In Southeastern Minnesota alone, 7 cities had a pharmacy in 2006, but don’t have one today. Those cities are Kenyon, Byron, Adams, St. Charles, Harmony, Houston, and Spring Grove. Statewide, the list expands to Arlington, Ashby, Babbitt, Belgrade, Browns Valley, Clara City, Comfrey, Dassel, Hallock, Howard Lake, Lamberton, Le Center, Littlefork, Long Lake, Lonsdale, Maple Plain, Mapleton, Nashwauk, Osakis, Osseo, Renville, Spicer, and Waterville. This is according to data compiled by pharmacist Luke Slindee, who testified in the House’s committee hearing on HF1752.
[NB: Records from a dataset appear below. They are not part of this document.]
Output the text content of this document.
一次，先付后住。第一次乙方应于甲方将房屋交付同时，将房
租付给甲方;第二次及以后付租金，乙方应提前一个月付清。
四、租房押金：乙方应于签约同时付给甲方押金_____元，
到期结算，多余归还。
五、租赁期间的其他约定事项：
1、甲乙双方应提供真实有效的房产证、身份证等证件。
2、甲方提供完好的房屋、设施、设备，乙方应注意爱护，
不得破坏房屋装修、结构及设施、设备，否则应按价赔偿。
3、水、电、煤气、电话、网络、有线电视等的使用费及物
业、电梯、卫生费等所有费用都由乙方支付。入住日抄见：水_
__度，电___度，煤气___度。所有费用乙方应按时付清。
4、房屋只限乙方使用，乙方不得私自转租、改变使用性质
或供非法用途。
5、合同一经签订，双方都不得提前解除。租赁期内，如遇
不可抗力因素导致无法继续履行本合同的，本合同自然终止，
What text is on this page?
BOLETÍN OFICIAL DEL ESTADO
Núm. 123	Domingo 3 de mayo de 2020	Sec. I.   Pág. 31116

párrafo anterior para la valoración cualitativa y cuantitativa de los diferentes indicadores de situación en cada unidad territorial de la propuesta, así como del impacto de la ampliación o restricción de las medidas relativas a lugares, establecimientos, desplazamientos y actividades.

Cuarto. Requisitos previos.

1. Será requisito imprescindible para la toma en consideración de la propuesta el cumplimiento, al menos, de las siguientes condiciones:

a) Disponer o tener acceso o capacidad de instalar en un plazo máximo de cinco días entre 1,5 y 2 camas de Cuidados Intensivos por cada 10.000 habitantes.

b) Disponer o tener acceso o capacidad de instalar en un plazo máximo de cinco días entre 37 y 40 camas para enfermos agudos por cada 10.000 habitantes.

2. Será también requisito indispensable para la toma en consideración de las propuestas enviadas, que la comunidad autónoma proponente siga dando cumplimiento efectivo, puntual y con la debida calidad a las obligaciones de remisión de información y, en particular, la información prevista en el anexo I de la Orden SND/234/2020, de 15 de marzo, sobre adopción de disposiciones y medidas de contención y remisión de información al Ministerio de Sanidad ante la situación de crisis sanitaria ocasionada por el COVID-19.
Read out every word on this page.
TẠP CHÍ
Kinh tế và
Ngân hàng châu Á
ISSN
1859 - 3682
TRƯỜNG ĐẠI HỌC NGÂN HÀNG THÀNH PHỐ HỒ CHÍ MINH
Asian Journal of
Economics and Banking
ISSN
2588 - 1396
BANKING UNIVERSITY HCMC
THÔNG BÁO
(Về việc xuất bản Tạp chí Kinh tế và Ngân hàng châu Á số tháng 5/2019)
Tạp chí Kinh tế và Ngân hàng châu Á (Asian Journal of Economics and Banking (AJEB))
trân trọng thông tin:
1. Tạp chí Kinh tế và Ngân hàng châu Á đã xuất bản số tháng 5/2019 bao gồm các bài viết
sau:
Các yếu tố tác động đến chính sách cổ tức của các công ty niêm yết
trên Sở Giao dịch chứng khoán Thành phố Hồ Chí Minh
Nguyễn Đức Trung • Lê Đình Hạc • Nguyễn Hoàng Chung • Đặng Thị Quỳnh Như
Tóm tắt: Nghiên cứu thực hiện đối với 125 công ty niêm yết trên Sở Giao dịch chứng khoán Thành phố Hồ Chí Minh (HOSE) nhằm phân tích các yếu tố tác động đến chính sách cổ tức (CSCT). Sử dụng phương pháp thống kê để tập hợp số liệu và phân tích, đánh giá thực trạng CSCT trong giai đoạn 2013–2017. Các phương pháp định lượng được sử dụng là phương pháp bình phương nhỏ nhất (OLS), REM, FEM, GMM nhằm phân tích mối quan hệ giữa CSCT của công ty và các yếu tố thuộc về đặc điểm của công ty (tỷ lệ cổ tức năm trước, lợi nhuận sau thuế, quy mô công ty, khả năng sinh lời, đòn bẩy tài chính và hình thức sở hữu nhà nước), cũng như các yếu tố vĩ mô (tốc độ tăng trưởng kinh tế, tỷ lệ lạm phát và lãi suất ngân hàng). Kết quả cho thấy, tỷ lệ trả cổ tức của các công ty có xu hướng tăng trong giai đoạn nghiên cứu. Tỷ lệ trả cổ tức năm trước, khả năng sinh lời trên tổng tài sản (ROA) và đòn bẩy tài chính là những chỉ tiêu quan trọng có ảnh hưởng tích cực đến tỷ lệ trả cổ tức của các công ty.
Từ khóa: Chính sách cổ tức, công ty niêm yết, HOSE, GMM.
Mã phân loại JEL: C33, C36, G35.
The storefront of Harmony’s pharmacy sits closed up and empty after decades of business. In the early 1980s, Eric Slindee’s family became involved in the pharmacy, becoming full owners a few years later. By the 2000s, PBMs were created and the reimbursements kept changing. This led to Slindee selling the business 13 years premature of his retirement. “We sold the pharmacy to a small chain when we still had something to sell,” explains Slindee. That chain later sold to another chain, then Sterling Pharmacy closed it permanently last year. The Spring Grove location closed around the same time.

Slindee muses on his time serving up to 6 generations of Harmony families during his career. He’s concerned about towns who have lost pharmacies and the relationship with their community pharmacist, now forced to drive to other towns and forge new relations. Slindee has hope this bill could turn the tides for independently owned pharmacies and bring one back to his small community. “It won’t come back until the reimbursement model gets better so that a newer, younger person can manage to come in and serve Harmony again.”

On Wednesday, Kemper Drug and Gift in Elk River became the latest Southeastern Minnesota pharmacy to close. It announced on Facebook Tuesday that all prescriptions would be transferred to Walgreens. “That drug store had been in town for over 70 years,” says Keaveny. “They ran diabetic clinics for their patients. They knew everybody by name. It’s just very sad. When you see a store like that that has to close because of economic reasons and what the pharmacy benefit managers are doing as middle men in the whole transaction, it’s scary.”

As pharmacies find themselves at a tipping point, crunching the numbers, they believe HF1752 is the best hope to keep your neighborhood pharmacy open. But Rep. Liebling and pharmacists agree, this bill is just one piece of the puzzle. “The drug industry is one of the wealthiest industries in this country. They are making money hand over first. A lot of the fix has to come from the federal government, because these are national things. But as state legislators, we are working as hard as we can to try to find solutions,” says Liebling. The representative points out that although the goal is to sign the bill into law this year, its impacts wouldn’t be felt for a couple of years.